Please provide complete information as applicable to your setup.
• Hardware Platform (Jetson / GPU) Tesla V100-PCIE
• DeepStream Version 6.1
• JetPack Version (valid for Jetson only)
• TensorRT Version 220.127.116.11
• NVIDIA GPU Driver Version (valid for GPU only) 470.129.06
• Issue Type( questions, new requirements, bugs) Segmentation Fault
• How to reproduce the issue ? (This is for bugs. Including which sample app is using, the configuration files content, the command line used and other details for reproducing) Running multiple processes in parallel using the same deep stream python pipeline
Hi We are trying to utilise all the GPU RAM available and would like to have multiple AI Job workers which will accept jobs using a queue. We have created 5 different processes using the same deep stream pipeline all of them listening on a queue for a job. When a job is available one of the process will get the job and the inferencing will happen on that, if there are more jobs other idle pipeline processes will get the job and they start working up on it in parallel.
However we saw that the processes are crashing with segmentation fault when they are running in parallel and doing inferencing at the same time. Would like to understand if there is a work around running multiple deepstream pipeline processes in parallel.
Please note that the GPU RAM and CPU RAM both were monitored during the testing none of them even reached 60% their maximum capacity before getting the segmentation fault, so it definitely is not related to RAM is getting overloaded. Request your help on this.
• Requirement details( This is for new requirement. Including the module name-for which plugin or for which sample application, the function description)
the information is not enough, please provide simplified code to reproduce this issue, including input and configuration file .

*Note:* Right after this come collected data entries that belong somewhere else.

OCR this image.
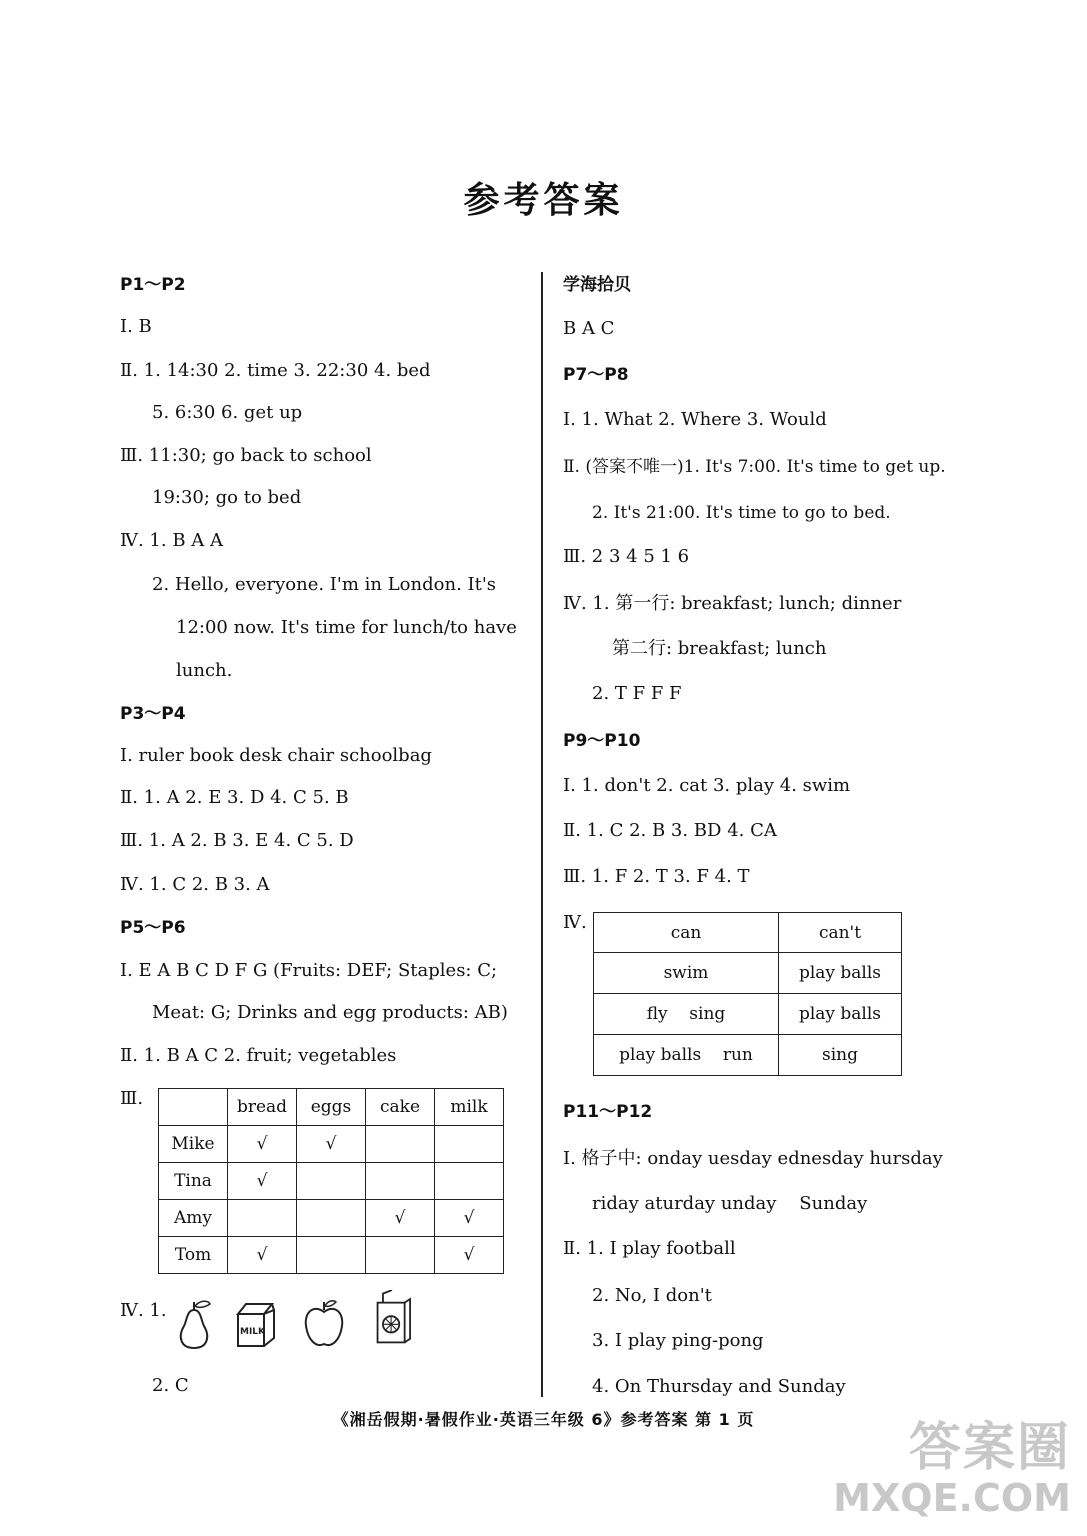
参考答案
P1～P2
Ⅰ. B
Ⅱ. 1. 14:30 2. time 3. 22:30 4. bed
5. 6:30 6. get up
Ⅲ. 11:30; go back to school
19:30; go to bed
Ⅳ. 1. B A A
2. Hello, everyone. I'm in London. It's
12:00 now. It's time for lunch/to have
lunch.
P3～P4
Ⅰ. ruler book desk chair schoolbag
Ⅱ. 1. A 2. E 3. D 4. C 5. B
Ⅲ. 1. A 2. B 3. E 4. C 5. D
Ⅳ. 1. C 2. B 3. A
P5～P6
Ⅰ. E A B C D F G (Fruits: DEF; Staples: C;
Meat: G; Drinks and egg products: AB)
Ⅱ. 1. B A C 2. fruit; vegetables
Ⅲ.
		bread	eggs	cake	milk
Mike	√	√		
Tina	√			
Amy			√	√
Tom	√			√
Ⅳ. 1.
MILK
2. C
学海拾贝
B A C
P7～P8
Ⅰ. 1. What 2. Where 3. Would
Ⅱ. (答案不唯一)1. It's 7:00. It's time to get up.
2. It's 21:00. It's time to go to bed.
Ⅲ. 2 3 4 5 1 6
Ⅳ. 1. 第一行: breakfast; lunch; dinner
第二行: breakfast; lunch
2. T F F F
P9～P10
Ⅰ. 1. don't 2. cat 3. play 4. swim
Ⅱ. 1. C 2. B 3. BD 4. CA
Ⅲ. 1. F 2. T 3. F 4. T
Ⅳ.	can	can't
swim	play balls
fly    sing	play balls
play balls    run	sing
P11～P12
Ⅰ. 格子中: onday uesday ednesday hursday
riday aturday unday    Sunday
Ⅱ. 1. I play football
2. No, I don't
3. I play ping-pong
4. On Thursday and Sunday
《湘岳假期·暑假作业·英语三年级 6》参考答案 第 1 页	答案圈
MXQE.COM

I have shared the required files using personal message option. Request your help on this issue.
The media pipeline is based on deepstream sample 3 application.
We had run the code by just keeping the detector model and it gave us segmentation fault, which would indicate the issue is in the detector part of the code. When we removed our detector and used people net and tried running multiple parallel instances of the pipeline, the pipeline got stuck consistently. Would you be able to suggest a method on how to have multiple parallel pipelines running in parallel to do the jobs as and when needed.
I am not sure if the Tao-based samples would help us with the problem statement we are solving. I would like to reiterate what we are trying. We have a P40 based machine on azure. It has 23 Gigs of GPU RAM, our deep stream application is utilising somewhere close to 1.5 Gigs. Since there is much more we can do with this GPU than having a single deepstream pipeline handling a AI inference JOB of an average 15Seconds of Video, we wanted to run multiple deep-stream python processes in parallel on the same GPU. This is where we are encountering a segmentation fault, To recreate this issue we tried with the yolov3 detector and vehicle classification model as sgie in the pipeline. We saw that the segmentation fault occurs randomly. Since it is related to scaling of the solution, it would be great if you could provide insights into handling this problem.
sorry for the late reply, need to fix this issue first. you can use this gstreamer command to test your model.
$cd //opt/nvidia/deepstream/deepstream/sources/apps/sample_apps/deepstream-image-meta-test && gst-launch-1.0 filesrc location=/opt/nvidia/deepstream/deepstream/samples/streams//sample_720p.mp4 ! qtdemux ! h264parse ! nvv4l2decoder ! mux.sink_0 nvstreammux name=mux batch-size=1 width=1920 height=1080 nvbuf-memory-type=3 ! nvinfer config-file-path=./ds_image_meta_pgie_config.txt ! nvvideoconvert ! ‘video/x-raw(memory:NVMM),format=RGBA’ ! nvdsosd ! nvvideoconvert ! nvv4l2h264enc ! h264parse ! qtmux ! filesink location=./out.mp4
you can get ds_image_meta_pgie_config.txt parameters description in this link: Gst-nvinfer — DeepStream 6.1.1 Release documentation
Sure, let us try this and get back to you
Do you still need support for this topic? Or should we close it? Thanks.
Request you to keep the ticket open. We were experimenting and could not get time to continue the thread.
OK, keep thread open and kindly update status once you have, thanks.
There is no update from you for a period, assuming this is not an issue any more.
Hence we are closing this topic. If need further support, please open a new one.
This topic was automatically closed 14 days after the last reply. New replies are no longer allowed.